Как был, в трусах и рубашке, Толик подбежал к окну и выглянул наружу. Он увидел пустынную площадь, залитую асфальтом. Вокруг площади стояли здания, которые тоже показались Толику знакомыми. Они были двух- и трехэтажными, с колоннами, башенками, громадными зеркальными окнами — здания старинной постройки, похожие одновременно и на дворцы и на магазины.

«Универмаг Гостиный Двор», — прочитал Толик надпись на одном из длиннющих зданий. На другом было написано: «Детский мир», на третьем — «Лакомка». Это была площадь магазинов. Толик не узнал эти магазины потому, что они стояли все подряд, вместе, хотя должны были находиться на разных улицах города.

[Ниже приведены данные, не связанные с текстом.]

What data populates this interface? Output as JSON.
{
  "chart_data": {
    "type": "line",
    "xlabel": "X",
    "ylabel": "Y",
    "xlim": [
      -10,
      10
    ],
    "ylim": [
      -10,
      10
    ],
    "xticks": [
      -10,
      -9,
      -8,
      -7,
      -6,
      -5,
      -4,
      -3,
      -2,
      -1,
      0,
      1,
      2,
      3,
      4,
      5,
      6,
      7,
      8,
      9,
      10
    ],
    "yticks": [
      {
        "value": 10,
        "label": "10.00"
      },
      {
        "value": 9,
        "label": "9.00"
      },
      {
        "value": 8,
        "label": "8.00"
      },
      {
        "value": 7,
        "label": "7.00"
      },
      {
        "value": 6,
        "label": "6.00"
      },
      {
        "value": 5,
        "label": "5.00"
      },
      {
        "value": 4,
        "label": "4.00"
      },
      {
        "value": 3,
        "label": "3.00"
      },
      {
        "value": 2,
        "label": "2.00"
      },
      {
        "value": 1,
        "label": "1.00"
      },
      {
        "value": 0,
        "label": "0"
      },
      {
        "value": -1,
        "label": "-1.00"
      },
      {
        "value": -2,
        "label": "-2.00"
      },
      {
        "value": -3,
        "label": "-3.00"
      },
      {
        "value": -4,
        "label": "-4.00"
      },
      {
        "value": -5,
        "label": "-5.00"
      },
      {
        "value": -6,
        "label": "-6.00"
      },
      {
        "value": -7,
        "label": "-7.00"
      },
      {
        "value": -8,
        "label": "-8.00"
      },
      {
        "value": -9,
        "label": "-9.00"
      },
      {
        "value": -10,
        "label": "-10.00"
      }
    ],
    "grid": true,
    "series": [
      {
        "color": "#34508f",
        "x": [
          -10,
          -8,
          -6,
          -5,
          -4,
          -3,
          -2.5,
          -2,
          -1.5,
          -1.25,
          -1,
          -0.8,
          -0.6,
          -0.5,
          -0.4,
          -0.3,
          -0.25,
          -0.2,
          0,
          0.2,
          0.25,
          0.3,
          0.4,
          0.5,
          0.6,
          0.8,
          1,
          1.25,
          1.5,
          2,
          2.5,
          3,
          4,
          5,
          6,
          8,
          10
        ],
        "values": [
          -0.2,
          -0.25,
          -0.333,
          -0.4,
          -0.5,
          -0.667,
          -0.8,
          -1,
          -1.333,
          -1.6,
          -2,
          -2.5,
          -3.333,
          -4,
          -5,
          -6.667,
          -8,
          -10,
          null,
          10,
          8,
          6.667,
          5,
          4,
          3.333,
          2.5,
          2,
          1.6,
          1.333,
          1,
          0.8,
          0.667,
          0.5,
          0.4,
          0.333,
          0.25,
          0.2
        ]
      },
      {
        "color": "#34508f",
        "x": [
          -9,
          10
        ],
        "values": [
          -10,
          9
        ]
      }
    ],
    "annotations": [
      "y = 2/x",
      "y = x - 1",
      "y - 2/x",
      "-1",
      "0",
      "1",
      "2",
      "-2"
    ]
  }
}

И теперь стало понятно, почему ни одного звука не доносилось из раскрытых окон. На площади не было ни одного человека, ни одного автомобиля, ни даже хотя бы голубя — не было ничего, что могло разговаривать, шуметь или двигаться. В зеркальных витринах безмолвно застыли манекены, протягивая неизвестно кому яркие полотна материи. На мертвой площади манекены и сами казались мертвецами, но Толик даже обрадовался им, потому что они хоть чуточку походили на людей.

И все же смотреть на пустынную, залитую ярким солнечным светом площадь было почему-то неприятно. Никто не входил в распахнутые двери магазинов и никто не выходил из них. Никого не было видно за окнами лестничных переходов. Магазины стояли навытяжку, как часовые, в ожидании неведомых покупателей.

Больше на площади ничего не было. Даже ветра не было.

Толик оглянулся. Кровать и стул стояли посредине комнаты. Отсюда они казались маленькими и одинокими. И Толику тоже показалось, что он остался совсем один в целом мире, один на всей земле, откуда вдруг по неизвестной причине ушли все люди.

По старой привычке Толик закрыл глаза, чтобы проверить, не сон ли это. Он долго, минут пять, стоял с закрытыми глазами. Когда же он осторожно приоткрыл один глаз, то увидел, что ничего не изменилось.

Толик пересек комнату-зал и подошел к двери. Тяжелая, с украшениями в виде розочек и завитушек дверь распахнулась перед ним сама, и Толик попятился. Он постоял немного в раздумье, внимательно посмотрел в щель между дверью и косяком, думая, что там кто-то спрятался, но никого не увидел.